Thai street food: Thai street food can vary from being a little restaurant with tin tables set up in the front, to vendors, or a well-set up establishment that may not look like much, but has a constant flow of customers. The cheapest of street food will cost anywhere from 5-100 baht, depending on what you buy, but you can still get a delicious Pad Thai from a little vendor for a decent price. Who knows, you might even become their regular customer.

Food Courts: Unless you’re in the big malls like Siam Paragon and Terminal 21, the food at food courts are cheap, quick, and tasty. These cheap food courts are located mostly at Big C’s and Tesco Lotus’s.



3. Shopping

Need cheap places to shop? Don’t worry!
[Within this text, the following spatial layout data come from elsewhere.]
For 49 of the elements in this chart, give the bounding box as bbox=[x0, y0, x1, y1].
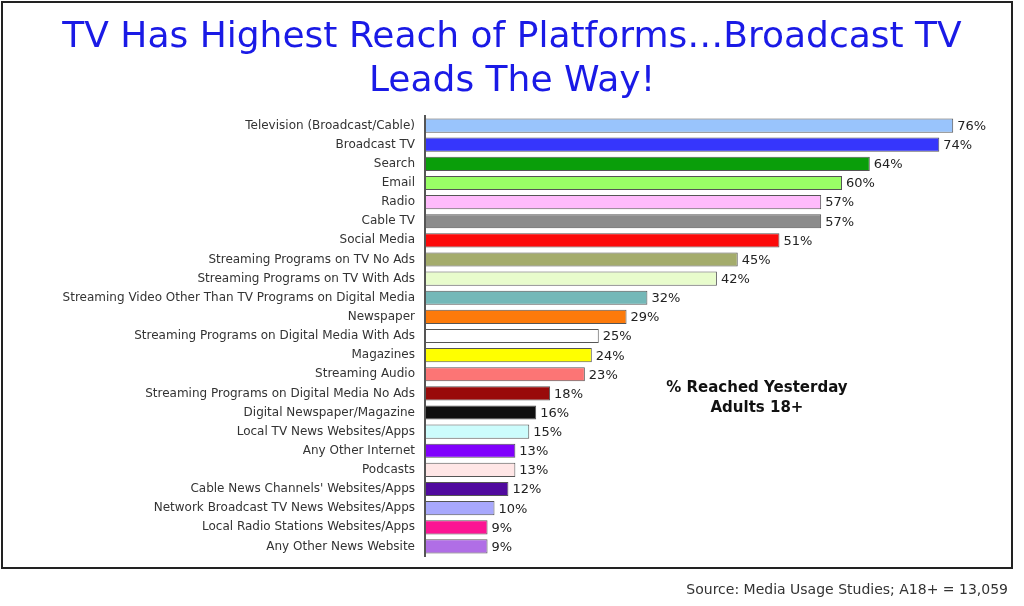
y-tick-label: Email bbox=[381, 175, 415, 190]
y-tick-label: Cable News Channels' Websites/Apps bbox=[190, 481, 415, 496]
data-label: 25% bbox=[602, 328, 632, 344]
y-tick-label: Search bbox=[373, 155, 415, 170]
y-tick-label: Any Other News Website bbox=[266, 538, 415, 553]
y-tick-label: Streaming Programs on TV No Ads bbox=[208, 251, 415, 266]
data-label: 16% bbox=[540, 404, 570, 420]
source-note: Source: Media Usage Studies; A18+ = 13,059 bbox=[686, 580, 1008, 597]
data-label: 9% bbox=[491, 519, 513, 535]
y-tick-label: Magazines bbox=[351, 347, 415, 362]
data-label: 60% bbox=[846, 175, 875, 191]
y-tick-label: Cable TV bbox=[361, 213, 416, 228]
data-label: 29% bbox=[630, 309, 660, 325]
data-label: 9% bbox=[491, 538, 513, 554]
y-tick-label: Streaming Audio bbox=[315, 366, 415, 381]
data-label: 23% bbox=[588, 366, 618, 382]
annotation: % Reached Yesterday Adults 18+ bbox=[666, 377, 848, 416]
y-tick-label: Television (Broadcast/Cable) bbox=[244, 117, 415, 132]
y-tick-label: Newspaper bbox=[347, 308, 416, 323]
data-label: 74% bbox=[943, 137, 973, 153]
y-tick-label: Digital Newspaper/Magazine bbox=[243, 404, 415, 419]
y-tick-label: Any Other Internet bbox=[302, 442, 416, 457]
data-label: 64% bbox=[873, 156, 903, 172]
y-tick-label: Network Broadcast TV News Websites/Apps bbox=[153, 500, 415, 515]
data-label: 42% bbox=[720, 270, 750, 286]
data-label: 57% bbox=[825, 194, 855, 210]
data-label: 57% bbox=[825, 213, 855, 229]
y-tick-label: Streaming Video Other Than TV Programs on Digital Media bbox=[62, 289, 415, 304]
data-label: 10% bbox=[498, 500, 528, 516]
data-label: 51% bbox=[783, 232, 813, 248]
data-label: 32% bbox=[651, 290, 681, 306]
y-tick-label: Local TV News Websites/Apps bbox=[236, 423, 415, 438]
data-label: 13% bbox=[519, 462, 549, 478]
y-tick-label: Podcasts bbox=[362, 462, 415, 477]
y-tick-label: Local Radio Stations Websites/Apps bbox=[201, 519, 415, 534]
y-tick-label: Broadcast TV bbox=[335, 136, 416, 151]
data-label: 15% bbox=[533, 424, 563, 440]
y-tick-label: Streaming Programs on Digital Media With Ads bbox=[134, 328, 415, 343]
y-tick-label: Social Media bbox=[339, 232, 415, 247]
data-label: 24% bbox=[595, 347, 625, 363]
y-tick-label: Radio bbox=[381, 194, 415, 209]
data-label: 13% bbox=[519, 443, 549, 459]
data-label: 12% bbox=[512, 481, 542, 497]
data-label: 18% bbox=[554, 385, 584, 401]
data-label: 45% bbox=[741, 251, 771, 267]
data-label: 76% bbox=[957, 117, 987, 133]
y-tick-label: Streaming Programs on TV With Ads bbox=[197, 270, 415, 285]
chart-title: TV Has Highest Reach of Platforms…Broadcast TV Leads The Way! bbox=[61, 14, 963, 100]
y-tick-label: Streaming Programs on Digital Media No Ads bbox=[145, 385, 415, 400]
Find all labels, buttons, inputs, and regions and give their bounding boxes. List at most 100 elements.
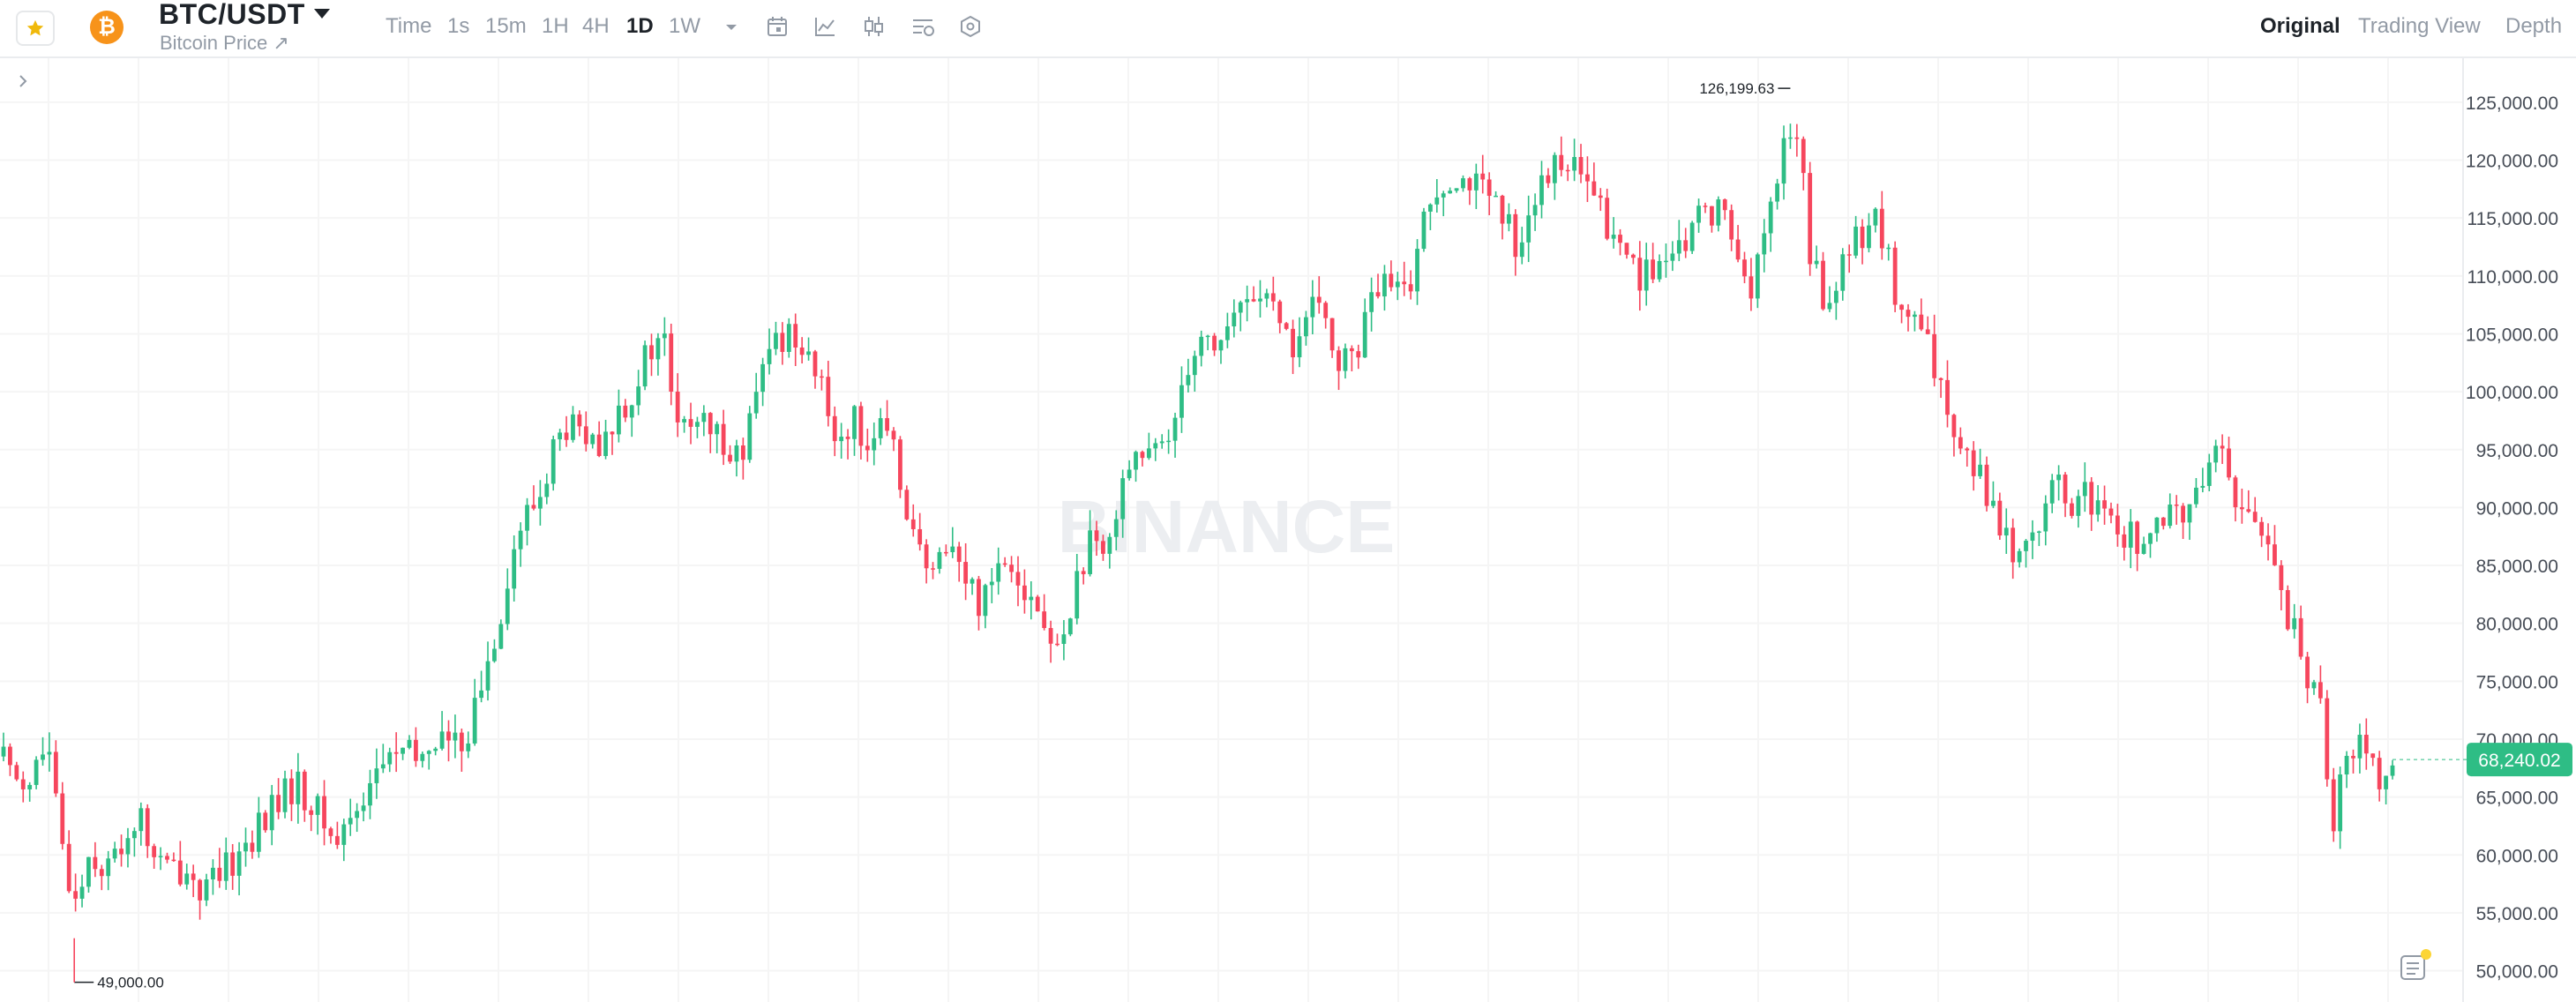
candle-body: [1742, 259, 1747, 277]
candle-body: [891, 430, 896, 440]
candle-body: [2351, 755, 2355, 759]
candle-body: [1840, 254, 1846, 291]
settings-icon[interactable]: [910, 13, 936, 40]
candle-body: [289, 778, 294, 804]
candle-body: [682, 419, 686, 422]
candle-body: [106, 858, 111, 877]
candle-body: [1362, 311, 1367, 358]
candle-body: [2239, 507, 2244, 510]
calendar-icon[interactable]: [764, 13, 790, 40]
candle-body: [1140, 452, 1145, 459]
candle-body: [152, 846, 157, 857]
timeframe-1s[interactable]: 1s: [447, 14, 470, 38]
y-tick-label: 100,000.00: [2466, 383, 2558, 403]
candle-body: [956, 546, 962, 563]
hexagon-icon[interactable]: [957, 13, 984, 40]
candle-body: [1113, 519, 1119, 537]
candle-body: [2122, 534, 2127, 548]
candle-body: [1853, 226, 1859, 256]
candle-body: [1415, 249, 1419, 292]
candle-body: [1735, 239, 1741, 260]
chevron-down-icon[interactable]: [314, 9, 330, 19]
candle-body: [1913, 314, 1917, 318]
candle-body: [66, 843, 71, 892]
indicator-icon[interactable]: [812, 13, 838, 40]
candle-body: [99, 869, 104, 877]
candle-body: [2056, 475, 2062, 481]
candle-body: [878, 418, 883, 438]
candle-body: [1846, 254, 1852, 256]
view-tradingview-tab[interactable]: Trading View: [2358, 14, 2481, 38]
candle-body: [1925, 329, 1930, 334]
candle-body: [2115, 515, 2120, 535]
candle-body: [1448, 191, 1453, 194]
candle-body: [341, 824, 347, 845]
candle-body: [1245, 299, 1250, 303]
candle-body: [256, 812, 261, 852]
candle-body: [2076, 496, 2081, 516]
candle-body: [79, 886, 85, 899]
candle-body: [446, 731, 451, 741]
candle-body: [872, 437, 877, 451]
timeframe-1h[interactable]: 1H: [542, 14, 569, 38]
timeframe-1d[interactable]: 1D: [626, 14, 654, 38]
candle-body: [125, 838, 131, 855]
candle-body: [1192, 355, 1197, 376]
candle-body: [1402, 281, 1407, 285]
candle-body: [1539, 175, 1544, 206]
candle-body: [119, 849, 124, 855]
candle-body: [1801, 138, 1806, 174]
symbol-title[interactable]: BTC/USDT: [159, 0, 305, 30]
candle-type-icon[interactable]: [860, 13, 887, 40]
candle-body: [2174, 505, 2179, 506]
candle-body: [1657, 260, 1662, 280]
candle-body: [983, 585, 988, 617]
candle-body: [426, 751, 431, 754]
candle-body: [950, 546, 955, 553]
favorite-button[interactable]: [16, 11, 55, 46]
candle-body: [2298, 617, 2303, 657]
timeframe-more-chevron-icon[interactable]: [718, 13, 745, 40]
timeframe-15m[interactable]: 15m: [485, 14, 527, 38]
candle-body: [747, 413, 753, 460]
candle-body: [655, 338, 661, 360]
y-tick-label: 90,000.00: [2476, 498, 2558, 519]
candle-body: [387, 752, 393, 765]
candle-body: [1146, 448, 1151, 459]
price-chart[interactable]: BINANCE 125,000.00 120,000.00 115,000.00 11…: [0, 58, 2576, 1002]
candle-body: [131, 831, 137, 839]
candle-body: [1710, 206, 1714, 226]
price-axis: 125,000.00 120,000.00 115,000.00 110,000.00…: [2466, 93, 2558, 983]
candle-body: [315, 796, 320, 815]
candle-body: [1218, 340, 1224, 351]
view-original-tab[interactable]: Original: [2260, 14, 2340, 38]
candle-body: [2200, 485, 2205, 488]
candle-body: [826, 377, 831, 416]
candle-body: [1480, 173, 1486, 180]
candle-body: [832, 415, 837, 442]
candle-body: [1978, 464, 1982, 476]
candle-body: [1232, 312, 1237, 327]
chevron-right-icon[interactable]: [12, 71, 34, 92]
candle-body: [1238, 302, 1243, 313]
view-depth-tab[interactable]: Depth: [2505, 14, 2563, 38]
timeframe-time[interactable]: Time: [386, 14, 432, 38]
candle-body: [184, 873, 190, 885]
candle-body: [943, 551, 948, 554]
candle-body: [1, 746, 6, 757]
symbol-subtitle-link[interactable]: Bitcoin Price ↗: [160, 32, 289, 54]
candle-body: [34, 759, 39, 785]
timeframe-4h[interactable]: 4H: [582, 14, 610, 38]
candle-body: [348, 818, 353, 825]
note-button[interactable]: [2400, 949, 2431, 980]
candle-body: [1329, 318, 1335, 351]
candle-body: [1513, 213, 1518, 258]
candle-body: [1965, 448, 1970, 451]
timeframe-1w[interactable]: 1W: [669, 14, 700, 38]
candle-body: [1676, 240, 1681, 254]
candle-body: [1598, 195, 1603, 198]
candle-body: [885, 418, 889, 431]
top-toolbar: ₿ BTC/USDT Bitcoin Price ↗ Time 1s 15m 1…: [0, 0, 2576, 58]
candle-body: [177, 860, 183, 885]
candle-body: [1304, 317, 1308, 337]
Bangkok has plenty of well-priced places to get whatever you need!

Chatuchak Market: Possibly one of the largest markets in Bangkok, Chatuchak has anything a tourist might want, from Buddha figurines to silk scarves.

MBK: for clothes, IT, perfume, custom stickers, etc.

Khao San Road: for when you’re really at the end of your rope.

Note: Avoid the big malls!

Let’s be honest, the malls have good stuff, but if you simply want to buy a nice gift for yourself, family or friends, the sheer expensiveness of the designer brands in malls may leave you irritated for even going there in the first place.

Hopefully by following these steps, you will be on your way to living more cheaply in Bangkok than ever!